Mike Flanagan is certainly a busy man these days, and he recently spoke to ‘Arrow In The Head’ about his next two projects for Netflix. First up for discussing was Midnight Mass which will follow:
An isolated island community that experiences miraculous events — and frightening omens — after the arrival of a charismatic, mysterious young priest.
“It’s a limited series [currently set for seven episodes], but it might end up being more than that; I don’t know yet. Midnight Mass is kind of my baby; I’ve been working on that for six years. I started writing it while Oculus was in preproduction, and it’s a very personal, scary little story. For years, I’ve sat on it and waited for the right moment; for a while I was like, ‘No one’s going to make Midnight Mass, no one will let me do it,’ and now they’ll let me do it, so I’m going to go do it while I can!”
On top of directing all seven episodes of this new Netflix horror series, Flanagan will also serve as an executive producer alongside Trevor Macy.
And then Netflix and Flanagan also have the second season of The Haunting Of Hill House aka The Haunting Of Bly Manor heading our way in 2020. The second season will be an adaptation of Henry James’ The Turn of the Screw and will begin filming in Vancouver on September 30th.
“We’re looking at all the ghost stories of Henry James as the jumping-off point for the season, so it very much is a whole new deal. It’s a cool way to expand on some of the things I loved about season one, but within the framework of a new story, without having to be restrained by the decisions we made last time. For Henry James fans, it’s going to be pretty wild, and for people who aren’t familiar with his work, it’s going to be unbelievably scary.

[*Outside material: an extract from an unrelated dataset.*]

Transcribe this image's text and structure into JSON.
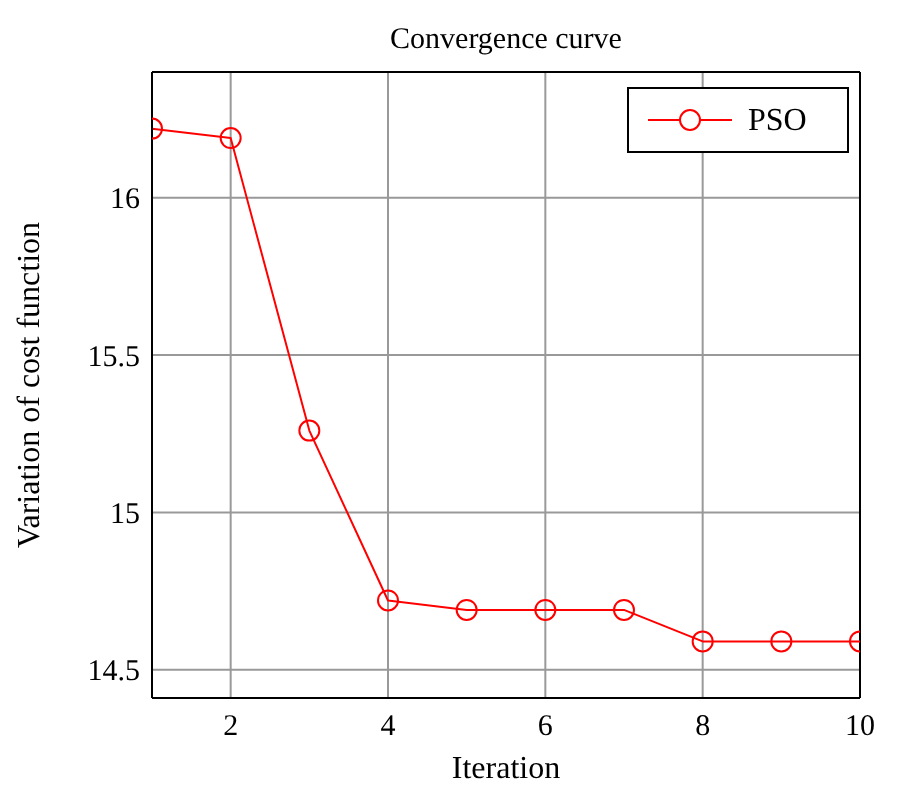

I already think it’s much scarier than season one, so I’m very excited about it.”
The Turn of the Screw has already been adapted several times, most notably in 1961 as The Innocents which I personally rank as one of the top ten horror films of all time and certainly the finest ghost movie. I’ve been very sceptical as to what this new version of a very small-scale and highly psychological story can bring to the table, but expanding it to incorporate other Henry James material is certainly an interesting idea.